Tables turned on anti-graft agency
The police and the Independent Commission Against Corruption are no strangers to mutual tension.
Even so, yesterday's action gave a stunning twist to their rivalry. For the first time, the police, who have been frequent targets of ICAC investigations, turned the tables, raiding the headquarters of the graft-busters over the alleged misconduct of three officers. The ICAC has long focused on fighting police corruption; the agency has a designated branch for the purpose.
The ICAC's first important task after it was set up in 1974 was to bring police chief superintendent Peter Godber to justice after Godber had obtained more than HK$4 million in suspect assets.

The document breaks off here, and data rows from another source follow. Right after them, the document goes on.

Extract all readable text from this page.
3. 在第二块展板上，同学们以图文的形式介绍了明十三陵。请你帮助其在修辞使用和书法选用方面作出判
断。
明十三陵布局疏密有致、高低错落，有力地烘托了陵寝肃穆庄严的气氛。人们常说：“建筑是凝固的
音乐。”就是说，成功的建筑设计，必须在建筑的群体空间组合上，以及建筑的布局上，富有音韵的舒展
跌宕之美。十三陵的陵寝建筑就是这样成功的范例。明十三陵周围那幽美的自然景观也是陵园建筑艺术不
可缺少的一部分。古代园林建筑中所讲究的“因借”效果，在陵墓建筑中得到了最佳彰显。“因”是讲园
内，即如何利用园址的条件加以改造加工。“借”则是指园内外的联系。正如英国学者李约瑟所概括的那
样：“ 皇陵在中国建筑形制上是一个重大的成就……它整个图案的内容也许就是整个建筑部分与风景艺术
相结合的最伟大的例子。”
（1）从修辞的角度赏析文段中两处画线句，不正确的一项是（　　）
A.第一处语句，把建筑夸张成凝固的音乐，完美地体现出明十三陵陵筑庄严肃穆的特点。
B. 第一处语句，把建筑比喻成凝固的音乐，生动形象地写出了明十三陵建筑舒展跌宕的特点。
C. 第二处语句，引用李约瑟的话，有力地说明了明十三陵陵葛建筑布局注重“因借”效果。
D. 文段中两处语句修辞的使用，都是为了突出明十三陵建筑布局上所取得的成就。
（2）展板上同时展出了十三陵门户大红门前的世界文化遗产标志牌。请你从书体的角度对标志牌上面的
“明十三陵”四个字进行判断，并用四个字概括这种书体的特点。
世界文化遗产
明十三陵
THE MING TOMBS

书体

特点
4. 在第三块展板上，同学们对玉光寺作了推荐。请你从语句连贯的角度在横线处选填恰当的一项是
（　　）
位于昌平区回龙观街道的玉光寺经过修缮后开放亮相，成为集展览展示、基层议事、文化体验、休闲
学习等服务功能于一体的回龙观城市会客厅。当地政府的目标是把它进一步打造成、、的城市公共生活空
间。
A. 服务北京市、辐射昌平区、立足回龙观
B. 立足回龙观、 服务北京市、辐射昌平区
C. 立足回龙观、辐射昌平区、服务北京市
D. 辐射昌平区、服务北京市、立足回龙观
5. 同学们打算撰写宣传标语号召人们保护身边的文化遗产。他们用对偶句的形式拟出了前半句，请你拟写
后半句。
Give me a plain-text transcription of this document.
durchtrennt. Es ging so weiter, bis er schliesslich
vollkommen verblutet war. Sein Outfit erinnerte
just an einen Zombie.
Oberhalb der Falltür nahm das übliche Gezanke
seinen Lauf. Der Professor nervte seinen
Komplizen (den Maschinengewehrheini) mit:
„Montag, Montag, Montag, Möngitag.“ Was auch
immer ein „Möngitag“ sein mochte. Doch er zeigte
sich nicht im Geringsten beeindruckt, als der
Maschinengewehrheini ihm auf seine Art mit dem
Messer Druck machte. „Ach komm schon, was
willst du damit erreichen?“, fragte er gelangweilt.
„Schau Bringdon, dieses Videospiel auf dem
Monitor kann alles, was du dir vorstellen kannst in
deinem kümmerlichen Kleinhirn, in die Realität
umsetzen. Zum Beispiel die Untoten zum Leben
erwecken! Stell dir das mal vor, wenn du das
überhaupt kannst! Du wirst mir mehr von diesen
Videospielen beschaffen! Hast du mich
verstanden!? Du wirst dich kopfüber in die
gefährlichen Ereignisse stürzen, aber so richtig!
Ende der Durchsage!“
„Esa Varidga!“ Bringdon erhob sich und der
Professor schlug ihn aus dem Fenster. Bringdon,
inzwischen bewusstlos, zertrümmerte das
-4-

In 1977, thousands of police officers protested outside the ICAC headquarters over alleged persecution of the force. Some angry police officers even tried to break into ICAC offices in the incident.

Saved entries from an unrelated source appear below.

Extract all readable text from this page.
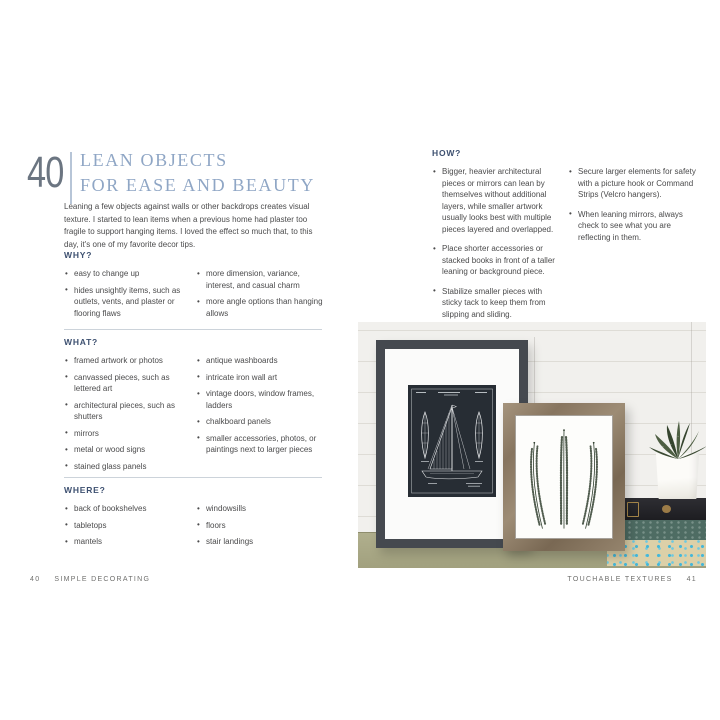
40 LEAN OBJECTS
FOR EASE AND BEAUTY

Leaning a few objects against walls or other backdrops creates visual texture. I started to lean items when a previous home had plaster too fragile to support hanging items. I loved the effect so much that, to this day, it's one of my favorite decor tips.

WHY?
• easy to change up
• hides unsightly items, such as outlets, vents, and plaster or flooring flaws
• more dimension, variance, interest, and casual charm
• more angle options than hanging allows
WHAT?
• framed artwork or photos
• canvassed pieces, such as lettered art
• architectural pieces, such as shutters
• mirrors
• metal or wood signs
• stained glass panels
• antique washboards
• intricate iron wall art
• vintage doors, window frames, ladders
• chalkboard panels
• smaller accessories, photos, or paintings next to larger pieces
WHERE?
• back of bookshelves
• tabletops
• mantels
• windowsills
• floors
• stair landings
40 SIMPLE DECORATING
HOW?
• Bigger, heavier architectural pieces or mirrors can lean by themselves without additional layers, while smaller artwork usually looks best with multiple pieces layered and overlapped.
• Place shorter accessories or stacked books in front of a taller leaning or background piece.
• Stabilize smaller pieces with sticky tack to keep them from slipping and sliding.
• Secure larger elements for safety with a picture hook or Command Strips (Velcro hangers).
• When leaning mirrors, always check to see what you are reflecting in them.
TOUCHABLE TEXTURES 41
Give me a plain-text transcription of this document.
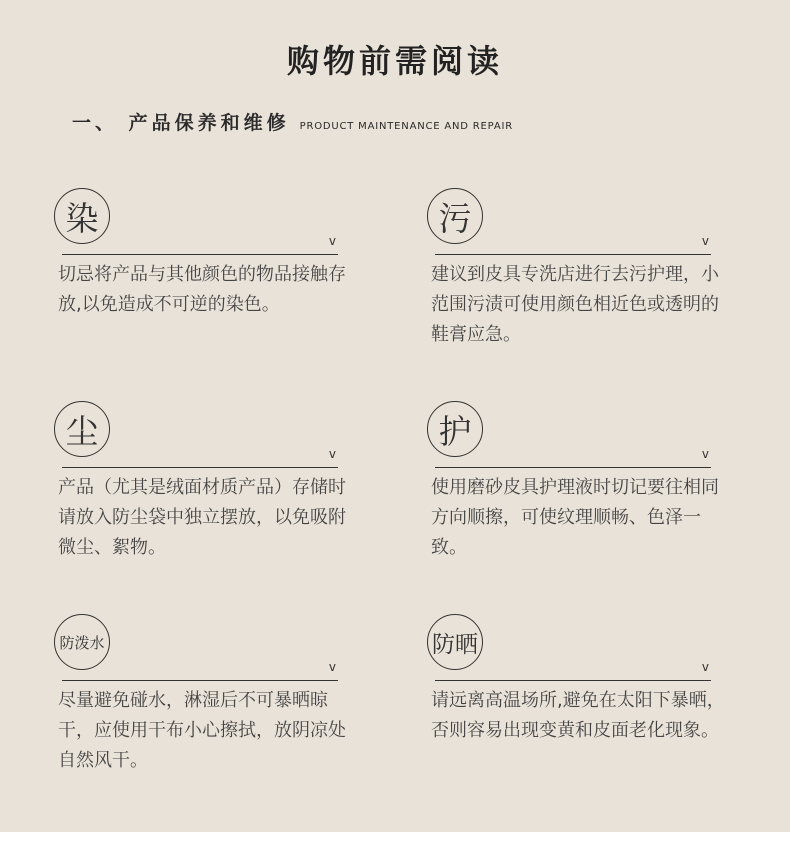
购物前需阅读
一、 产品保养和维修 PRODUCT MAINTENANCE AND REPAIR
染
v
切忌将产品与其他颜色的物品接触存放,以免造成不可逆的染色。
污
v
建议到皮具专洗店进行去污护理，小范围污渍可使用颜色相近色或透明的鞋膏应急。
尘
v
产品（尤其是绒面材质产品）存储时请放入防尘袋中独立摆放，以免吸附微尘、絮物。
护
v
使用磨砂皮具护理液时切记要往相同方向顺擦，可使纹理顺畅、色泽一致。
防泼水
v
尽量避免碰水，淋湿后不可暴晒晾干，应使用干布小心擦拭，放阴凉处自然风干。
防晒
v
请远离高温场所,避免在太阳下暴晒，否则容易出现变黄和皮面老化现象。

Confrontations between the two agencies flared into the open in 2002 when the ICAC arrested then police senior superintendent Sin Kam-wah, deputy head of the force's narcotics bureau, on suspicion of accepting sex in exchange for tip-offs about vice raids.

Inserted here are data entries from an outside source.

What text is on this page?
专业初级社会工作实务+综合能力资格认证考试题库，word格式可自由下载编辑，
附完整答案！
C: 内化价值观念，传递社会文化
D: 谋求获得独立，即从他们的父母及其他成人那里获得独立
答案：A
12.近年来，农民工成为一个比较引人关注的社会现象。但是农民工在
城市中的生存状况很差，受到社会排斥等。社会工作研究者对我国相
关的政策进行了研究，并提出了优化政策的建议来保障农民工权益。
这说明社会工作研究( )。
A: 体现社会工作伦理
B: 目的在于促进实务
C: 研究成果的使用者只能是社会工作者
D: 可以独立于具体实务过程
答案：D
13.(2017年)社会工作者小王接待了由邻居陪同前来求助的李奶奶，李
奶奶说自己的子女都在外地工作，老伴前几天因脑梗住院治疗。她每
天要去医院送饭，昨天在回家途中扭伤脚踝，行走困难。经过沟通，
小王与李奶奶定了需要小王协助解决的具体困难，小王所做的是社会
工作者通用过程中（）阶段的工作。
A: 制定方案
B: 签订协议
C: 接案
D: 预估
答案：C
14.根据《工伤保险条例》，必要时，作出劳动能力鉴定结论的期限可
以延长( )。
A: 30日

The then commissioner of police Tsang Yam-pui, used a Legislative Council meeting to criticise angrily Sin's arrest. The police issued a statement saying the ICAC should have been more 'circumspect' about publicising the arrest. In the end, the then chief executive, Tung Chee-hwa, intervened by speaking to each agency's commissioner. After that, regular direct dialogue began between senior management of the two agencies to improve co-operation.
Sin was convicted of accepting free sexual services from prostitutes in 2003.
In 2005, the ICAC investigated Chief Superintendent Stephen Fung Kin-man, who led the police force's anti-triad operations, over a bribery case. Fung later jumped to his death in Kwai Chung.
Last year the ICAC received 302 corruption reports concerning the police - 9 per cent of the total of 3,450 corruption reports for the year, excluding election-related cases. There were 268 such complaints in 2008.